美人画

歌川豊廣

細見ですらりとした長身の女性が2人描かれている。このような長身の美人を描いた絵師として他に鳥居清長(1752~1815)が知られる。清長の描いた美人は健康的な女性美として当時の人々にもてはやされた。では、豊廣の作品はどうだろうか。同じ長身の美人でも豊廣の描く作品にはそれまでの絵師にはなかった温和な雰囲気がある。鈴木春信(18世紀後半)の描く美人のかわいらしさや、鳥居清長の描く美人の健康美、喜多川歌麿(1753頃~1806)の描く美人の妖艶さなどとはまた違った、見るものをほっとさせるような温かさがある。

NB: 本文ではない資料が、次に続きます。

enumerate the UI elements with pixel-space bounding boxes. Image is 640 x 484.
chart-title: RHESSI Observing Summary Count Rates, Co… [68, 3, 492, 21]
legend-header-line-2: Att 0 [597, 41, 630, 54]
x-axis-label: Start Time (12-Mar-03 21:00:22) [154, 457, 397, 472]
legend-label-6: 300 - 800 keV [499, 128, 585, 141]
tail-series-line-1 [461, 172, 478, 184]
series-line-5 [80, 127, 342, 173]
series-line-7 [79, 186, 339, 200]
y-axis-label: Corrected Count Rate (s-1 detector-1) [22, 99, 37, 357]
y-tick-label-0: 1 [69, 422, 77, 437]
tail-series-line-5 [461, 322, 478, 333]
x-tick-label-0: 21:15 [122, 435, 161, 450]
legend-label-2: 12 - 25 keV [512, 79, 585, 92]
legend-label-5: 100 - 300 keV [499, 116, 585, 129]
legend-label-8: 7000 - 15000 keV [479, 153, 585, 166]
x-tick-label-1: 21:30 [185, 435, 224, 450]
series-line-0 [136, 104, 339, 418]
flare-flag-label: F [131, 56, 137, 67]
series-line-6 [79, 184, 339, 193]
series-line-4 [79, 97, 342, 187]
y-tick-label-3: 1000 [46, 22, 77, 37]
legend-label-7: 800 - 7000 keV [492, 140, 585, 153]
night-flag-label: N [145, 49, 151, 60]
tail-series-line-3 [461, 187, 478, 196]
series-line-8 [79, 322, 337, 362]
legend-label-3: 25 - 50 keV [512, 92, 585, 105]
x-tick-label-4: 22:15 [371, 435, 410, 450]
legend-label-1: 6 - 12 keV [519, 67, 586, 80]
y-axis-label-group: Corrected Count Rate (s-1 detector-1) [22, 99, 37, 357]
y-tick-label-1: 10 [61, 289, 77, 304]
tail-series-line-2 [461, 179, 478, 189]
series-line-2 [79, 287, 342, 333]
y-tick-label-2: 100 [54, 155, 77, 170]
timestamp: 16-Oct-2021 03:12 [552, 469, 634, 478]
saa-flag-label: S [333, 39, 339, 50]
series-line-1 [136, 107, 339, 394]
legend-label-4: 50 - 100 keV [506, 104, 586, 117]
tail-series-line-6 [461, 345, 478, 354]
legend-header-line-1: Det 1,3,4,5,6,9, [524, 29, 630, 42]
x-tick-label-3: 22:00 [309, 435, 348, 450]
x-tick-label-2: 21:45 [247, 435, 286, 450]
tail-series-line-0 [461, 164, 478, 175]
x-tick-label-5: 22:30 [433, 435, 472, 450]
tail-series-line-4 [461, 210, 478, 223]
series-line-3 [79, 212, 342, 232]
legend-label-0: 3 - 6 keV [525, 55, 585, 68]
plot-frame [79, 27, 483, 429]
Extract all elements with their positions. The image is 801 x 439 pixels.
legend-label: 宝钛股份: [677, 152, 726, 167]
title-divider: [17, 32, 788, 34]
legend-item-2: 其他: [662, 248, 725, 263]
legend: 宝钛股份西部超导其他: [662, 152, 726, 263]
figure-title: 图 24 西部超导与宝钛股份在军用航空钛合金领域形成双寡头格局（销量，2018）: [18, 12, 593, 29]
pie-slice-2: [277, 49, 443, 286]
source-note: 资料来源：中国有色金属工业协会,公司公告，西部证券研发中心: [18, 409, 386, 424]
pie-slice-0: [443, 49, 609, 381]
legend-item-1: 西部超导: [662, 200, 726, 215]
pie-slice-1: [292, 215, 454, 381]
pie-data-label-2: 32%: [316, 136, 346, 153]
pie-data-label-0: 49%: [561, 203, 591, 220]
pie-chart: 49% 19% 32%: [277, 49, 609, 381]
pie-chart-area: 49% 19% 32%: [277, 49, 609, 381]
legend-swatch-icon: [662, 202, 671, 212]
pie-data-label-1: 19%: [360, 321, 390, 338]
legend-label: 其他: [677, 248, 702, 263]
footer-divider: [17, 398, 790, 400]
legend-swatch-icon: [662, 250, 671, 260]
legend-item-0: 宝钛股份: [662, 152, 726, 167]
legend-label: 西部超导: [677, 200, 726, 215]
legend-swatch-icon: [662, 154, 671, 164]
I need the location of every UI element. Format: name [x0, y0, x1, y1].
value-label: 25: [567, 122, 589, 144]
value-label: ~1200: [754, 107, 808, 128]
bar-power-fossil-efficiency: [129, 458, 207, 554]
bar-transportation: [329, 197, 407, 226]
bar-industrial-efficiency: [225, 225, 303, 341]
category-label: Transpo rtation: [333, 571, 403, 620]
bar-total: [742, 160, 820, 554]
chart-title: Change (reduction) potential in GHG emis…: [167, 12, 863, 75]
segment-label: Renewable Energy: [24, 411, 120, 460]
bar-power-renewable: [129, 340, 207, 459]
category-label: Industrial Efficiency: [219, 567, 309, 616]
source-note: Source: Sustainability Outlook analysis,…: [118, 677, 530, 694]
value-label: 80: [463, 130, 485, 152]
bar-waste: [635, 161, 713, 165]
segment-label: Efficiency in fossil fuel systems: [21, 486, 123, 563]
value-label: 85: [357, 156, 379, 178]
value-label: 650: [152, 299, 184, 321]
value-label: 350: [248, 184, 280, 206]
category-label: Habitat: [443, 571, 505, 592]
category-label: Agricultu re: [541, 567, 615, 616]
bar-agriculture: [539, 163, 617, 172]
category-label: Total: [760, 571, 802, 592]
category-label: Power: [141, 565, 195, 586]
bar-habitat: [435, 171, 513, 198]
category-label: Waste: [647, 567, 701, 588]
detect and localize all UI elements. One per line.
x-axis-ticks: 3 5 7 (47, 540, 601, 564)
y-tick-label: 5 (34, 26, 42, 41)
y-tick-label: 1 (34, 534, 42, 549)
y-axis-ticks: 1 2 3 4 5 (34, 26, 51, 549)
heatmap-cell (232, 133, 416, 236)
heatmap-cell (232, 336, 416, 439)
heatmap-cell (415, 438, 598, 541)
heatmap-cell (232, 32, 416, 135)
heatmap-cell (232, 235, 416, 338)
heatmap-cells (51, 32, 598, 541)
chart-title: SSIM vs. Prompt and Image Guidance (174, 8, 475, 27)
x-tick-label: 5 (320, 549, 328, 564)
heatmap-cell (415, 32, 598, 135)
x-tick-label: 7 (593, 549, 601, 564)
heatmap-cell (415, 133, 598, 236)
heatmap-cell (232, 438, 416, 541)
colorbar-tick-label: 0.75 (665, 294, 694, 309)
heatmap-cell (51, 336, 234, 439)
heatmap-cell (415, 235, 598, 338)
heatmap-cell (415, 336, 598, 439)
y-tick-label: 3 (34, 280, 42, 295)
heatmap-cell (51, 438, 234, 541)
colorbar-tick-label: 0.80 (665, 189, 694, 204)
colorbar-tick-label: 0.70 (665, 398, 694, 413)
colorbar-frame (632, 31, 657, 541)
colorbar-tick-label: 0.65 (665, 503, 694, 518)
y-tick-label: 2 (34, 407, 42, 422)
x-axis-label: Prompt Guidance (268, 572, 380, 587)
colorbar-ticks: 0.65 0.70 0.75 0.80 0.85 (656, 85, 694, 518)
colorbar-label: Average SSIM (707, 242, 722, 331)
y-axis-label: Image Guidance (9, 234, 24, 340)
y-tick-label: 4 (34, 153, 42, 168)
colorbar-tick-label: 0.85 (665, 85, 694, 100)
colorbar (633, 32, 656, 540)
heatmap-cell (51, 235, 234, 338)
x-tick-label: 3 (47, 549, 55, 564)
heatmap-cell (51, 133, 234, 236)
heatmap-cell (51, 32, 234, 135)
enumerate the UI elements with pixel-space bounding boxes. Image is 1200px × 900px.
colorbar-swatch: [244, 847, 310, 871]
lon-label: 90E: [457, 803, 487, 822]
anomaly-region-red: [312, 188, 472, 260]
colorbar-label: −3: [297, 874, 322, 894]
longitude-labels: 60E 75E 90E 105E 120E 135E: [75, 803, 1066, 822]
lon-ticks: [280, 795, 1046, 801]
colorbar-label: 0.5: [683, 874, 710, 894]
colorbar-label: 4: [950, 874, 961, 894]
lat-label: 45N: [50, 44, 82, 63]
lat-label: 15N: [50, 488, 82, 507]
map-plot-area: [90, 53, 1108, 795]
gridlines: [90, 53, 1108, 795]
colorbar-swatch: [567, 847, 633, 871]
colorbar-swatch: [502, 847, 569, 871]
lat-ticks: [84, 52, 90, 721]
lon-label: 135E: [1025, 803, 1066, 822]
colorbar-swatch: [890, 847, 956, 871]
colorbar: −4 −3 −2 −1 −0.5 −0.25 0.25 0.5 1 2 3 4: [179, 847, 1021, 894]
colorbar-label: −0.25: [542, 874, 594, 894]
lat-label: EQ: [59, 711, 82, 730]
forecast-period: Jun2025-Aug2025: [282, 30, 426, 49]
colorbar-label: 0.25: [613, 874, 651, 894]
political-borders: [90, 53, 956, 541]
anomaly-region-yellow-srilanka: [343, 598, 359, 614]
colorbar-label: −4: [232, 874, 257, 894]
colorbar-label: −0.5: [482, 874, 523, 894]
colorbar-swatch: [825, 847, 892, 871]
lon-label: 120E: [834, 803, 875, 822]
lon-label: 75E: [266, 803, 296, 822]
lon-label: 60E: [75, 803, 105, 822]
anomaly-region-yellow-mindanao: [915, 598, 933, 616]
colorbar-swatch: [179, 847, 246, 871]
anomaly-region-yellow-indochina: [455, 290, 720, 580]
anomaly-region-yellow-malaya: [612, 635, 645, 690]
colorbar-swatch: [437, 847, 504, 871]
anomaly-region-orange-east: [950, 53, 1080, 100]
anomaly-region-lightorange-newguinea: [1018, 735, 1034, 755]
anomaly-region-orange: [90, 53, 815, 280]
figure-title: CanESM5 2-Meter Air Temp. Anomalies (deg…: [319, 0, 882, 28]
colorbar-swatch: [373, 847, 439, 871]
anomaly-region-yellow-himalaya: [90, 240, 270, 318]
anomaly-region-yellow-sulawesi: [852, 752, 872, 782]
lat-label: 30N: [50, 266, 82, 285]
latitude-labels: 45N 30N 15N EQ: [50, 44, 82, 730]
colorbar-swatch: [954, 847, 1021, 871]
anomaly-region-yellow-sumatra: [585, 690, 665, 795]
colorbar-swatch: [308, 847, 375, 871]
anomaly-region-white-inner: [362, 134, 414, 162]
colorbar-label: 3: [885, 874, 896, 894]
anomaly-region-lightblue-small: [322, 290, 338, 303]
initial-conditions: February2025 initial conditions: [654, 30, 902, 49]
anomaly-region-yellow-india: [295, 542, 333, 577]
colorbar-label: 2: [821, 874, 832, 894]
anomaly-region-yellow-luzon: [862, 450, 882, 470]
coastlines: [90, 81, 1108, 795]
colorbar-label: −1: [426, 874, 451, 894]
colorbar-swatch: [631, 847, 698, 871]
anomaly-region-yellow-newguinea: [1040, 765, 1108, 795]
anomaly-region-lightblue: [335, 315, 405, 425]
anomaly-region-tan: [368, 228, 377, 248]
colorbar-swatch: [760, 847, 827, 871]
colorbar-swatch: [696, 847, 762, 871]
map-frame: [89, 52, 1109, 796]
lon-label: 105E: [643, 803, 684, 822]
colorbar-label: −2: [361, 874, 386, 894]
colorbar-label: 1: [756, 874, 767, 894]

この作品では2人の女性が春の川辺で語らう様子が描かれている。2人の女性の着物の黒と淡い水色のはっきりとした対比が、春のそよ風に似合い清新な印象を受ける。煙管を吸いながらのどかに語らう美人、風にわずかに揺れる着物、着物に描かれた桜、遠くに霞む景色、全てが春の情緒に満ちている。豊廣の作品では、人物の美しさだけでなく、このような人物の周囲に描かれる季節の風物や、遠くに広がる景色の美しさなどにも注目してみると作品の味わいがより一層深まるのではないだろうか。
情感の溢れる背景を人物に添え、作品に豊かな情緒を生み出すセンスと技は、さすがに風景版画の大家歌川広重を育てただけのことはある。